Dermatology Nursing. 2003;15(4) 

In This Article

Nursing Anger

Oppressive conditions present nurses with justifiable reasons to feel anger and hostility. In their work environments they are often prevented from meeting their physical needs (breaks and meals), personal needs (scheduling), and professional needs (autonomy over practice and administrative support) (Carlson-Catalano, 1990). Forced cross-training and mandatory overtime contribute to a sense of oppression. There is a widespread perception that management is nonsupportive. A massive five-country study of 43,000 nurses found that fewer than half of the nurses reported that management in their hospitals was responsive to their concerns, provided opportunities for them to participate in decisions, and acknowledged their contributions to patient care (Aiken et al., 2001). Nurses in the author's studies, as well as those surveyed recently by Fletcher (2001), decried the lack of support from their immediate supervisors. Perhaps the most deeply distressing consequence of the unsupportive environment was the general feeling that they could not provide the kind of patient care they wanted to give because of insufficient time and resources (Brooks et al., 1996; Smith et al., 1996). One study participant said she felt like the character in the fairy tale Rumpelstiltskin who was put in a room full of straw every night and told to produce gold (Smith et al., 1996).

There is no question that nurses have legitimate cause to be angry, given these egregious violations of their workplace rights and professional values, but there is abundant evidence that much of their anger is mismanaged. Taking it out on each other is destructive and will never lead to problem solving. In fact, it is leading to exodus from the profession. A study of nurse burnout showed that nurses with the highest burnout scores reported the greatest amount of conflict with other nurses (Hillhouse & Adler, 1997). Conversely, group cohesion strongly influences job satisfaction (Lucas, Atwood, & Hagaman, 1993). The more a nurse perceives support from colleagues, the less he or she burns out (Duquette, Kerouac, Sandhu, & Beaudet, 1994).

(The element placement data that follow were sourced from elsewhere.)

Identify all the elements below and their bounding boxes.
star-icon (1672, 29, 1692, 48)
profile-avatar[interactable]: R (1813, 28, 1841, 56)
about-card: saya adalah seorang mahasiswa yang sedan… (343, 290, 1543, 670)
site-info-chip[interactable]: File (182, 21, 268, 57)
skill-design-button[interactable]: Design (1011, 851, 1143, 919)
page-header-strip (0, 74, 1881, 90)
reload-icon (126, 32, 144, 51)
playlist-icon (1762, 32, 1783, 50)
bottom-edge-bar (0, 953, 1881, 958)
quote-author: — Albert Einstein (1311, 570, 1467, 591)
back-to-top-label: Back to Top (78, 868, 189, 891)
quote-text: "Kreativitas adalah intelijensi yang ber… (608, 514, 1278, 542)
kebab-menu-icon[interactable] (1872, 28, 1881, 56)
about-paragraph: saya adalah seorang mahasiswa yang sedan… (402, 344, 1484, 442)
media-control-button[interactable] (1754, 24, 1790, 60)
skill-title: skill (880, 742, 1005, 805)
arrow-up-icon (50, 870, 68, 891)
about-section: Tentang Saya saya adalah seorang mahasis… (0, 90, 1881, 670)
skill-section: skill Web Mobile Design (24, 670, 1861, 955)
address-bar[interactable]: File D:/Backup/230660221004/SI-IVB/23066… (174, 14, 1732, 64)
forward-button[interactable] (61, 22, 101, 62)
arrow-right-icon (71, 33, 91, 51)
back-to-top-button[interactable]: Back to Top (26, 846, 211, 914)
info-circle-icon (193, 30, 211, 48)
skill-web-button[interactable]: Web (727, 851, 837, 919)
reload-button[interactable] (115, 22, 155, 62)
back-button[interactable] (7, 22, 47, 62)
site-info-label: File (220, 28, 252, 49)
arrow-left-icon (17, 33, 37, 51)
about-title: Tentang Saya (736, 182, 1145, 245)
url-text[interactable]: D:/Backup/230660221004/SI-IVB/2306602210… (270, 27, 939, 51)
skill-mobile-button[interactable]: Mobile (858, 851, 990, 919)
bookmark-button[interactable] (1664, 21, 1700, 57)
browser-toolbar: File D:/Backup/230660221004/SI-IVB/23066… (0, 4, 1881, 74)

In the concluding section of this article, general strategies for managing anger will be described. However, dealing with the horizontal hostility in nursing requires more than learning effective anger management. There must be healing of the emotional pain that has been inflicted by all of the sniping and backbiting. Thomas (1998) recommends that nurses make a commitment to supportive colleagueship, reach out to one another, share of themselves, listen to their colleagues as they disclose their real selves and honest opinions, and then respond with warmth and empathy -- especially in times of discouragement and distress. Nurses should refuse to get caught up in workplace negativism or destructive gossip. They should congratulate colleagues who obtain promotions, certifications, and advanced degrees. Nurses could institute "wellness days" for their workgroups (Extended Services Team, 1997), and socialize in hikes or picnics outside the workplace to build team camaraderie. If there is festering conflict about a specific issue, a psychiatric nurse specialist could lead a series of meetings with nurses on the unit. Brandman (1996) provides an excellent example of a conflictual situation in a neurologic intensive care unit that was ameliorated by a series of six 1-hour sessions every other week, in which anger and pain were processed with the guidance of the psychiatric nurse specialist.